However, she could light a lamp and finish her hat. That was one comfort. It always is a comfort to finish one’s hat. Girls have forgotten graver troubles than Sharley’s in the excitement of hurried Saturday-night millinery.
A bonnet is a picture in its way, and grows up under one’s fingers with a pretty sense of artistic triumph. Besides, there is always the question: Will it be becoming? So Sharley put her lamp on a cricket, and herself on the floor, and began to sing over her work. A pretty sight it was,—the low, dark room with the heavy shadows in its corners; all the light and color drawn to a focus in the middle of it; Sharley, with her head bent—bits of silk like broken rainbows tossed about her—and that little musing smile, considering gravely, Should the white squares of the plaid turn outward? and where should she put the coral? and would it be becoming after all? A pretty, girlish sight, and you may laugh at it if you choose; but there was a prettier woman’s tenderness underlying it, just as a strain of fine, coy sadness will wind through a mazourka or a waltz. For who would see the poor little hat to-morrow at church? and would he like it? and when he came to-morrow night,—for of course he would come to-morrow night,—would he tell her so?
When everybody else was in bed and the house still, Sharley locked her door, furtively stole to the bureau-glass, shyly tied on that hat, and more shyly peeped in. A flutter of October colors and two great brown eyes looked back at her encouragingly.

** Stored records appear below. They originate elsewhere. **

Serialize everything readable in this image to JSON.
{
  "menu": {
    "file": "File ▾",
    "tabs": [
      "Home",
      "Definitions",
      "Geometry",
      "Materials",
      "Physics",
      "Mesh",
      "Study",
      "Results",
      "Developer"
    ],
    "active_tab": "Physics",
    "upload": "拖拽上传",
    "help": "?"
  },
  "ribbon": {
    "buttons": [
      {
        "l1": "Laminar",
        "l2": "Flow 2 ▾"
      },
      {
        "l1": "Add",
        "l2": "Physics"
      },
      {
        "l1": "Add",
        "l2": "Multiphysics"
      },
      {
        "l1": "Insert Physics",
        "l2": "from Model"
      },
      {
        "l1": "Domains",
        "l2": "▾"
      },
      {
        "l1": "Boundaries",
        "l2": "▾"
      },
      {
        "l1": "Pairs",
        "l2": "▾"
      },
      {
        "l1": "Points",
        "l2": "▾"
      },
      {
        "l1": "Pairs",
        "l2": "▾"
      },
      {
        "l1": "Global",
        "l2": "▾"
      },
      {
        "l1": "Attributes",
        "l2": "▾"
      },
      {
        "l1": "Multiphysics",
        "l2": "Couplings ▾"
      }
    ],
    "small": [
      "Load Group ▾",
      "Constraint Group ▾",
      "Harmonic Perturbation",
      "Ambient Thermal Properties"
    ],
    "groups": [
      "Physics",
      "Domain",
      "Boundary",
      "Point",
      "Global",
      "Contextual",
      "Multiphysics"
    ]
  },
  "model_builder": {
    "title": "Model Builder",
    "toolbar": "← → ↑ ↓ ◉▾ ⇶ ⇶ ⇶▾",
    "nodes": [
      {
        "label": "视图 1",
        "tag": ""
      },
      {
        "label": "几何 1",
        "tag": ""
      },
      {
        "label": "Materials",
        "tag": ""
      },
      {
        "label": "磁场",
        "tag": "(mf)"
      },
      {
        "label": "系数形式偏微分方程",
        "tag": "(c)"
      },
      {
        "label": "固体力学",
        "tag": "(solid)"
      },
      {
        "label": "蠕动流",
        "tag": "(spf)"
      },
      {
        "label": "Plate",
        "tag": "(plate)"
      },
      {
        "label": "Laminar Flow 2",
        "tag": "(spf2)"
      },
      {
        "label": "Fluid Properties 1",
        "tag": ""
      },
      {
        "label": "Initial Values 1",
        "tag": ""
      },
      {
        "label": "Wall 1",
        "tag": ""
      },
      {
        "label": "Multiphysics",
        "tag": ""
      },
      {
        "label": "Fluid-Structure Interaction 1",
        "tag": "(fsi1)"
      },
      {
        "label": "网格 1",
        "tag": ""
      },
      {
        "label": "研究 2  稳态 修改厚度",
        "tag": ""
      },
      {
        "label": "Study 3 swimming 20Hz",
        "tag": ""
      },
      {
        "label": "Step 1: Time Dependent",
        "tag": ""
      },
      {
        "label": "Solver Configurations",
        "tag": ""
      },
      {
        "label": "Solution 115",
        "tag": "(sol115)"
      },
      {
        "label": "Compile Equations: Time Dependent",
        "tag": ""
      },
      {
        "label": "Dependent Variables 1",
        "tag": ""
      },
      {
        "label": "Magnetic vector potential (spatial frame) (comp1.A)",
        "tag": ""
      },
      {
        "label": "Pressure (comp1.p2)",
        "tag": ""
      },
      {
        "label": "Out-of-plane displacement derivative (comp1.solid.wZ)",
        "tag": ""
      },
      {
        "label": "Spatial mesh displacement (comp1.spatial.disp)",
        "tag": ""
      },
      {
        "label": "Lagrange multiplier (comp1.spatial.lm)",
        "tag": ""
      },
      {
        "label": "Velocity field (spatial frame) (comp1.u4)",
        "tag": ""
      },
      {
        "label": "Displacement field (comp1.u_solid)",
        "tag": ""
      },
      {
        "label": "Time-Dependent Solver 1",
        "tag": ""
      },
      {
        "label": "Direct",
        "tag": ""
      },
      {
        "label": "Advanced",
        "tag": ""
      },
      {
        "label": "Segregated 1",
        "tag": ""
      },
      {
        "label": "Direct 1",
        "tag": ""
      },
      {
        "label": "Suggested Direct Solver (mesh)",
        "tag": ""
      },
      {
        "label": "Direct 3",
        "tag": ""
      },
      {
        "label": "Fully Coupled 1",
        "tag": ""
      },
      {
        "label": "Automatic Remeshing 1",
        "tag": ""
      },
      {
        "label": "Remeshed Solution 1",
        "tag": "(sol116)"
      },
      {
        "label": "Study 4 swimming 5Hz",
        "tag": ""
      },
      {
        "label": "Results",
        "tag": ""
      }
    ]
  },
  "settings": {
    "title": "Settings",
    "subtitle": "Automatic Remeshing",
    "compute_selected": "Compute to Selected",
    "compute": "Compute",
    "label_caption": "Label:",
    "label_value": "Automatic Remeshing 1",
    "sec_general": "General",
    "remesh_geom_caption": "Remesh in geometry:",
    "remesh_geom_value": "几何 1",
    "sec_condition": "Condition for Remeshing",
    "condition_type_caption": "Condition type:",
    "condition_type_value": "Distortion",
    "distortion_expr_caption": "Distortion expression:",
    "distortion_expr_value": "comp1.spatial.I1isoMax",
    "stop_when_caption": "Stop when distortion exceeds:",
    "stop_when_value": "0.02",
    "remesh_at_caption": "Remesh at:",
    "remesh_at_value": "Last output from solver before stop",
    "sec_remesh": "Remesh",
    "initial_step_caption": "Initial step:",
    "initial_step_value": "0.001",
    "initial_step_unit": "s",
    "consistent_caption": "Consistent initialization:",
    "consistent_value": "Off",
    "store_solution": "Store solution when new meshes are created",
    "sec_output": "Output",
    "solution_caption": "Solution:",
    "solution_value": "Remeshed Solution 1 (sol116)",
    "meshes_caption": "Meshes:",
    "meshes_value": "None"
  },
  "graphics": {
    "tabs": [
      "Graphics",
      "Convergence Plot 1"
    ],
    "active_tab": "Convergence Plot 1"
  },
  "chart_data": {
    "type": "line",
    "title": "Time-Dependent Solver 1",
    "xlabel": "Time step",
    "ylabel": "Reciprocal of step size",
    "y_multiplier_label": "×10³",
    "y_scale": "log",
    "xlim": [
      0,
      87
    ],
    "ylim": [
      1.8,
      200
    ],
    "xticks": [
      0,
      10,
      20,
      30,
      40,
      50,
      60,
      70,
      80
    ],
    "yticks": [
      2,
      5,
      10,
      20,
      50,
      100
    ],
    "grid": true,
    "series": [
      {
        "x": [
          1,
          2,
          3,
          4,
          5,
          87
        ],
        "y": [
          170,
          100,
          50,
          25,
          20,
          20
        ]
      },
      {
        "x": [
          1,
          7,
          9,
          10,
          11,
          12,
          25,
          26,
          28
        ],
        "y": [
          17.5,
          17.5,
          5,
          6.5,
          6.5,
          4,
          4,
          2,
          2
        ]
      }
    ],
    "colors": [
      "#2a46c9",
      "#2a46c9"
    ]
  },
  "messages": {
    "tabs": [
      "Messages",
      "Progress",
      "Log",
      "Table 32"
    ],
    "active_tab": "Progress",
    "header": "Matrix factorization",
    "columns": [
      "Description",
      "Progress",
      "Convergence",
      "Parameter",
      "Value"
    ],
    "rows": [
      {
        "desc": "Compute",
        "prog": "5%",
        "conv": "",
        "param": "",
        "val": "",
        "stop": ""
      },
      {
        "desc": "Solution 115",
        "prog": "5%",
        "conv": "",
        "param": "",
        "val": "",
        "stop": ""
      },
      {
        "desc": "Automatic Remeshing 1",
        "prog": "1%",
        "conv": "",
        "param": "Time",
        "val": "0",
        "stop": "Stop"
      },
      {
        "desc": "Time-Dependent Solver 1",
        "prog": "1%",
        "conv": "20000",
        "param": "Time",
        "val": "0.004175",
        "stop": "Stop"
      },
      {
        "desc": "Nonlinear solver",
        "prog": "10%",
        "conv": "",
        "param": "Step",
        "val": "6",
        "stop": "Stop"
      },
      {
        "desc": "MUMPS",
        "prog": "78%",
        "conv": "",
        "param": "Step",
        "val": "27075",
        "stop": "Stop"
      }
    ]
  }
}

“I should like to be pretty,” said Sharley, and asked the next minute to be forgiven for the vanity. “At any rate,” by way of modification, “I should like to be pretty to-morrow.”
She prayed for Halcombe Dike when she kneeled, with her face hidden in her white bed, to say “Our Father.” I believe she had prayed for him now every night for a year. Not that there was any need of it, she reasoned, for was he not a great deal better than she could ever be? Far above her; oh, as far above her as the shining of the stars was above the shining of the maple-tree; but perhaps if she prayed very hard they would give one extra, beautiful angel charge over him. Then, was it not quite right to pray for one’s old friends? Besides—besides, they had a pleasant sound, those two words: “Our Father.”
“I will be good to-morrow,” said Sharley, dropping into sleep. “Mother’s head will ache, and I can go to church. I will listen to the minister, and I won’t plan out my winter dresses in prayer-time. I won’t be cross to Moppet, nor shake Methuselah. I will be good. Hal will help me to be good. I shall see him in the morning,—in the morning.”
Sharley’s self-knowledge, like the rest of her, was in the bud yet.
Her Sun-day, her one warm, shining day, opened all in a glow. She danced down stairs at ten o’clock in the new hat, in a haze of merry colors. She had got breakfast and milked one cow and dressed four boys that morning, and she felt as if she had earned the right to dance in a haze of anything. The sunlight quivered in through the blinds. The leaves of the yellow maple drifted by on the fresh, strong wind. The church-bells rang out like gold. All the world was happy.